20. The first reporter had attended the complainant’s home in order to seek his comment on his suspension from his role as a senior prison officer. The complainant had told the first reporter: “well obviously I am not going to talk about that”. The reporter had then left the complainant’s property. The Committee considered that the complainant had made a “no comment” response to a request for comment on a particular story, his suspension, rather than a categorical request for the journalist to desist contact. In any event, the second agency reporter had attended the complainant’s home a month later, and had chosen to do so in order to obtain a comment from the complainant following a development in the story: the complainant’s dismissal from his position.
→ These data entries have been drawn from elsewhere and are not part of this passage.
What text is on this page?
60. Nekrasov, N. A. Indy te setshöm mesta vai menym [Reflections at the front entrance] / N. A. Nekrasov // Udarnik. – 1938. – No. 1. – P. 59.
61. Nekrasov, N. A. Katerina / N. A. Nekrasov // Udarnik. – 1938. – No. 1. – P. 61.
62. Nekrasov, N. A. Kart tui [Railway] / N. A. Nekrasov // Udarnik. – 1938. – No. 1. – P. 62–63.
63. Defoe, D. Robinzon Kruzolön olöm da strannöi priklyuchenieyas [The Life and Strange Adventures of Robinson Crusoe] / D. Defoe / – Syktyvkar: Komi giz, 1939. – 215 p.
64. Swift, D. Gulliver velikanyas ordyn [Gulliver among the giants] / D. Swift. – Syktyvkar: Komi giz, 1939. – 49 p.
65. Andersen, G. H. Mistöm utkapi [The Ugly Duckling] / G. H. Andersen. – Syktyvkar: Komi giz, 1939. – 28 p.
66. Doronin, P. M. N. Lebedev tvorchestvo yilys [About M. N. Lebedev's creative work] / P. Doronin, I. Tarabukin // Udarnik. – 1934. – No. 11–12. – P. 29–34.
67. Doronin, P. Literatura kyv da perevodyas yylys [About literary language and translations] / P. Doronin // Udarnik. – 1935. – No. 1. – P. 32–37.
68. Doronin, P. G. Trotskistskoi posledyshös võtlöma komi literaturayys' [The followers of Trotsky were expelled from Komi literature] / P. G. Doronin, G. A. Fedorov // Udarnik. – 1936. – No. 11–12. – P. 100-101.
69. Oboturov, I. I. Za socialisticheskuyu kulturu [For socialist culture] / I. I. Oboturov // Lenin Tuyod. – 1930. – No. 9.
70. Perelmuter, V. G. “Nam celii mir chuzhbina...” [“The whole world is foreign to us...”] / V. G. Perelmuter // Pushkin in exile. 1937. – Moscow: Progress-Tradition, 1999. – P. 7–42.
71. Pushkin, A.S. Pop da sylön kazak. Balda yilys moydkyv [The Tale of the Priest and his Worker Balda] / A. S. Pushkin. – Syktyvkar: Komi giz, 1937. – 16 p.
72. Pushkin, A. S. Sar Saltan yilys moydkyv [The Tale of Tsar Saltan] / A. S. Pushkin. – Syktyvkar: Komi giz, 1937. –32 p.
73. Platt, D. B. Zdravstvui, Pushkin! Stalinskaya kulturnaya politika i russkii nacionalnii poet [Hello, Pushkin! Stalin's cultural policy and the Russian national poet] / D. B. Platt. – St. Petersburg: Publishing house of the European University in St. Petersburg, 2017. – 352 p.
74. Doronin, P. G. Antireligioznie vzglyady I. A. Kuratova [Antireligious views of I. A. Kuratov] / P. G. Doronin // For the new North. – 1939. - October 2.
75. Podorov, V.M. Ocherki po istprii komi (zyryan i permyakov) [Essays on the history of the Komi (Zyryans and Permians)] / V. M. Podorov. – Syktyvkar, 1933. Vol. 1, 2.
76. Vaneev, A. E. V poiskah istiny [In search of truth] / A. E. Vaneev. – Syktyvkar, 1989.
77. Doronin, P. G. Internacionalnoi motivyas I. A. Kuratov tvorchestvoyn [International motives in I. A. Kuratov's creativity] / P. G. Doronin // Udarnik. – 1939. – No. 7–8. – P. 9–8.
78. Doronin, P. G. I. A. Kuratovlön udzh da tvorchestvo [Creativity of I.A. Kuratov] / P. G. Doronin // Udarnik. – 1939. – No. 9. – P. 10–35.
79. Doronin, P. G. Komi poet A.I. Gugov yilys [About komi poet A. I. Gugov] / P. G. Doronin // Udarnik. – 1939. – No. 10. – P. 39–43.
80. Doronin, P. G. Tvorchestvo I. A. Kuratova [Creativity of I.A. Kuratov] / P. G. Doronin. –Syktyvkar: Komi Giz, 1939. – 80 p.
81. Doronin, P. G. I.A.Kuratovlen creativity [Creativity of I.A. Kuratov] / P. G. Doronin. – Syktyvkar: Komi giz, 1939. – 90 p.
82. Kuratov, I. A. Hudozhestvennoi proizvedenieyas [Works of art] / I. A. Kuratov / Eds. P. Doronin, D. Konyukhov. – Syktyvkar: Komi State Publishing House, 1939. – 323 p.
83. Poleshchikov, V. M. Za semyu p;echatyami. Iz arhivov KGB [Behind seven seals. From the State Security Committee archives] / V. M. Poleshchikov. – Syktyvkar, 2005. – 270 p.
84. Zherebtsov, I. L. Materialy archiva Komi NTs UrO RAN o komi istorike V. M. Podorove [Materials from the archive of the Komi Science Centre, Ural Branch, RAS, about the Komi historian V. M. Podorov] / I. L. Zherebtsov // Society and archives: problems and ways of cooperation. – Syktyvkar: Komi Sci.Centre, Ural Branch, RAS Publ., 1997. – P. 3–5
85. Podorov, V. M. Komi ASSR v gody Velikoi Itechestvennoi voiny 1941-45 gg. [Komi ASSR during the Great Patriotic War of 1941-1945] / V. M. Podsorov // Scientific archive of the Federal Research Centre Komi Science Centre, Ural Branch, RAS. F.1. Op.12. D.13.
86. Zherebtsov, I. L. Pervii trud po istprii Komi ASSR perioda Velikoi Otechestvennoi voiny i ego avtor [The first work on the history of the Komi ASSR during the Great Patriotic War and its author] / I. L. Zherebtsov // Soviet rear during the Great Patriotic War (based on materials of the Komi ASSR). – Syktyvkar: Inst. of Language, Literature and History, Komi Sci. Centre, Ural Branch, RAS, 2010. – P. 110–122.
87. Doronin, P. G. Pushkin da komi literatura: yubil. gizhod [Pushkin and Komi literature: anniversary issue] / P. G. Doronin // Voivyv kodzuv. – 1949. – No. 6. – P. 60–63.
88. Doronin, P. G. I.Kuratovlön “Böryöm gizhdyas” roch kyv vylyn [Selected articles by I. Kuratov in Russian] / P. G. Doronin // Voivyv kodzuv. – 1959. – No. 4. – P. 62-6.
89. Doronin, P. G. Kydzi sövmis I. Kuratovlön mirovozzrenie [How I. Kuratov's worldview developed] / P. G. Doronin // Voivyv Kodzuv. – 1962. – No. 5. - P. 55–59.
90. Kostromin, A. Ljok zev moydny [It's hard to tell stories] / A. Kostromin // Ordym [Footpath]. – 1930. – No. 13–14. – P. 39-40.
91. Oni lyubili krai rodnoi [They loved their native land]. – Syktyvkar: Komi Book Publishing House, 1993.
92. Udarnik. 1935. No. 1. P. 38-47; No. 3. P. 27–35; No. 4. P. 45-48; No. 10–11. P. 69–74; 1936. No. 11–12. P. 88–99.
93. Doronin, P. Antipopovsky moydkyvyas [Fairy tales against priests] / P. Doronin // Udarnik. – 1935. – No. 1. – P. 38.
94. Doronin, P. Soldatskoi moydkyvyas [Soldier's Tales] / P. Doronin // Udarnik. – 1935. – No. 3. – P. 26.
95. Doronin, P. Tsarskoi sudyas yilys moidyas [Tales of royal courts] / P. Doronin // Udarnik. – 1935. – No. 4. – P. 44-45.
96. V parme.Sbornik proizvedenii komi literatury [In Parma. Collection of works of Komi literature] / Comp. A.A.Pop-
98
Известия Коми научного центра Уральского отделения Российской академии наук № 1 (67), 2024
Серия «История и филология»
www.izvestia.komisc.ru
In those circumstances, the Committee did not establish that the second reporter’s attendance at the complainant’s home in order to seek comment from him regarding a significant development in the story, represented a failure to respect a desist request. This aspect of the complaint did not represent a breach of Clause 3.
21. The complainant had immediately shut the door after being informed by the second journalist that they were a reporter. The complainant had not told the reporter to stop asking questions, and he had not asked him to leave the property. The conduct complained of, including the publication of the photograph, did not amount to harassment under the terms of Clause 3.
22. The published photograph had been taken whilst the complainant was standing in his front doorway, on the threshold of his home, without his knowledge or consent. The Committee had regard to the potential for photographs taken in such circumstances to be intrusive. However, the Committee noted that, in this case, the complainant had been photographed while knowingly speaking with the first reporter, albeit briefly, and in circumstances which did not involve harassment. The published photograph had not disclosed private information about the complainant; it had revealed only his likeness, which was information which would ordinarily have been seen by members of the public, should they have been walking past the complainant’s house at the time. The information disclosed about the complainant, was not information about which the complainant had a reasonable expectation of privacy in all the circumstances. The publication of the complainant’s photograph did not breach Clause 2.
23. The newspaper had provided an image from Google maps of the road running passed the complainant’s home; this showed a layby opposite the house. The complainant had not been aware that he had been photographed in this location, however this did not provide a basis to demonstrate that a hidden camera had been used by the publication. The terms of Clause 10 were not engaged.
24. The complaint was not upheld.
Remedial Action Required
Independent Complaints Reviewer
The complainant complained to the Independent Complaints Reviewer about the process followed by IPSO in handling this complaint. The Independent Complaints Reviewer decided that the process was not flawed and did not uphold the request for review.